Hypertrophic cardiomyopathy is a genetic disease of the heart muscles that reduces the heart’s ability to pump blood around the body effectively.
In the majority of cases, the condition does not cause any symptoms or affect the individual’s daily life. However, significant symptoms do sometimes develop including shortness of breath, chest pain (angina), palpitations, lightheadedness and loss of consciousness.
The condition affects around one in 500 individuals in the UK and men and women are affected equally.
It is caused by at least one gene mutation that affects the proteins in heart muscle cells. This causes the heart muscle (myocardium) to thicken (hypertrophy), stiffen and in some cases, become scarred. This can disrupt the heart’s electrical signaling system, which can in turn lead to the development of abnormal heart rhythms that may endanger the individual’s life or result in sudden cardiac arrest.
There is currently no cure for the condition, but various therapies are available that can alleviate symptoms and help to prevent complications. Providing patients have their symptoms treated and are appropriately monitored, people with hypertrophic cardiomyopathy can lead a normal life. The choice of treatment depends on what the symptoms are and how the condition has affected heart function. Current therapies are described in more detail below.
Medication may be prescribed to relax the heart muscles, reduce heart rate and enable the organ to pump more effectively. Examples of such medications include beta-blockers, calcium channel blockers and heat rhythm regulators. Patients with atrial fibrillation may be prescribed anticoagulants to decrease the risk of blood clot formation.
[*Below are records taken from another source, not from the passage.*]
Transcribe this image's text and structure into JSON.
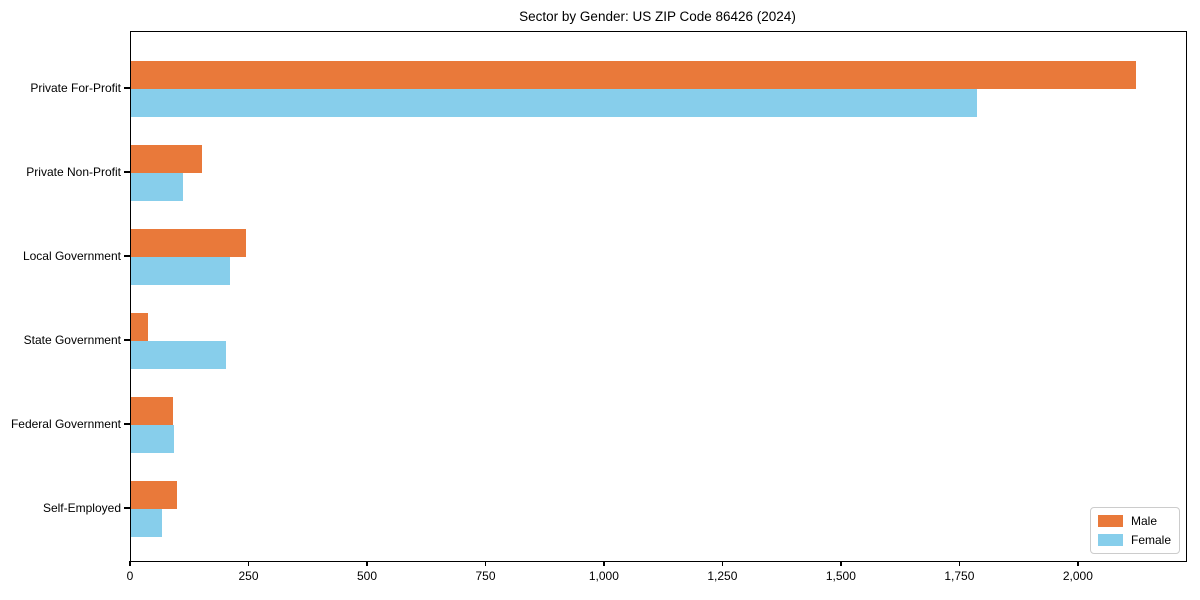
{
  "chart_data": {
    "type": "bar",
    "orientation": "horizontal",
    "title": "Sector by Gender: US ZIP Code 86426 (2024)",
    "categories": [
      "Private For-Profit",
      "Private Non-Profit",
      "Local Government",
      "State Government",
      "Federal Government",
      "Self-Employed"
    ],
    "series": [
      {
        "name": "Male",
        "color": "#E9793A",
        "values": [
          2120,
          150,
          243,
          36,
          89,
          97
        ]
      },
      {
        "name": "Female",
        "color": "#87CEEB",
        "values": [
          1785,
          110,
          209,
          201,
          91,
          65
        ]
      }
    ],
    "xlim": [
      0,
      2226
    ],
    "x_ticks": [
      0,
      250,
      500,
      750,
      1000,
      1250,
      1500,
      1750,
      2000
    ],
    "x_tick_labels": [
      "0",
      "250",
      "500",
      "750",
      "1,000",
      "1,250",
      "1,500",
      "1,750",
      "2,000"
    ],
    "grid": false,
    "legend_position": "lower right",
    "background_color": "#ffffff",
    "text_color": "#000000"
  }
}
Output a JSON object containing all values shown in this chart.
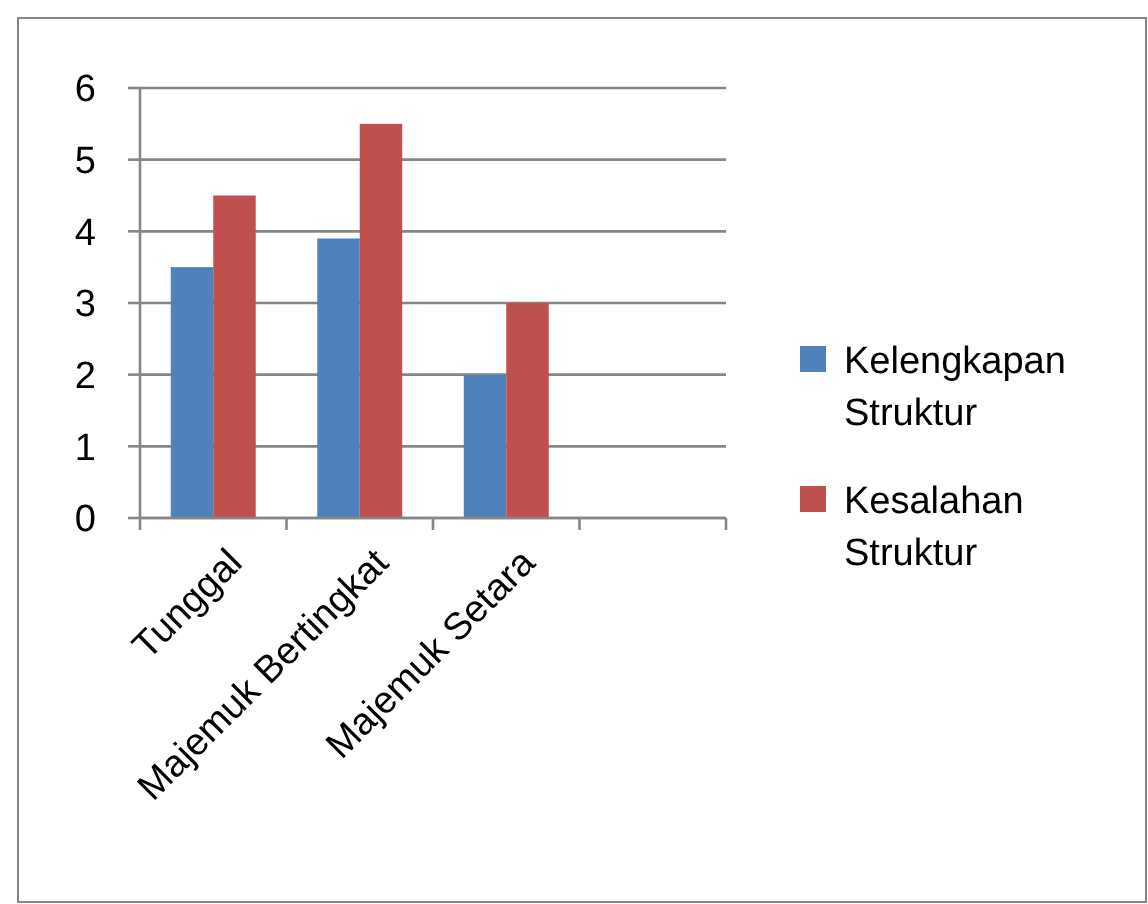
{
  "chart_data": {
    "type": "bar",
    "categories": [
      "Tunggal",
      "Majemuk Bertingkat",
      "Majemuk Setara",
      null
    ],
    "series": [
      {
        "name": "Kelengkapan Struktur",
        "color": "#4f81bd",
        "values": [
          3.5,
          3.9,
          2,
          null
        ]
      },
      {
        "name": "Kesalahan Struktur",
        "color": "#c0504d",
        "values": [
          4.5,
          5.5,
          3,
          null
        ]
      }
    ],
    "ylim": [
      0,
      6
    ],
    "yticks": [
      0,
      1,
      2,
      3,
      4,
      5,
      6
    ],
    "grid": "y",
    "legend": "right"
  }
}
If medications are not effective at relieving symptoms, open heart surgery may be performed. The surgeries used are described below.
A surgeon removes thickened areas of the ventricular septum – the wall that separates the two ventricles in the lower portion of the heart. This increases the blood volume pumped from the heart. While the myectomy is being conducted, a surgeon may also correct the mitral valves if they are failing to fully close and are allowing blood to move up into the atria from the ventricles.
VIDEO Apical Myectomy
Overgrown muscle at the apex of the left ventricle is removed. This improves heart function by increasing the size of the cavity, lowering blood pressure in the ventricle and improving ventricular filling. Patients who undergo an apical or septal myectomy do not usually experience any further symptoms.
VIDEO Septal Ablation
Using a catheter, alcohol is injected into the artery that provides an area of thickened muscle with blood. This destroys the abnormal muscle, which can alleviate the symptoms of this condition. The procedure may, however, interfere with the heart’s electrical signaling system, in which case an artificial pacemaker needs to be implanted to control heart rate.
VIDEO Implantable Cardioverter-Defibrillator (ICD)
If a patient is experiencing dangerous arrhythmias, they may be offered an ICD. This tracks the heart rate at all times and delivers electric shocks to regularize the heart if such an arrhythmia does arise. The shocks stabilizes the heart rhythm, which reduces the risk of sudden cardiac arrest occurring.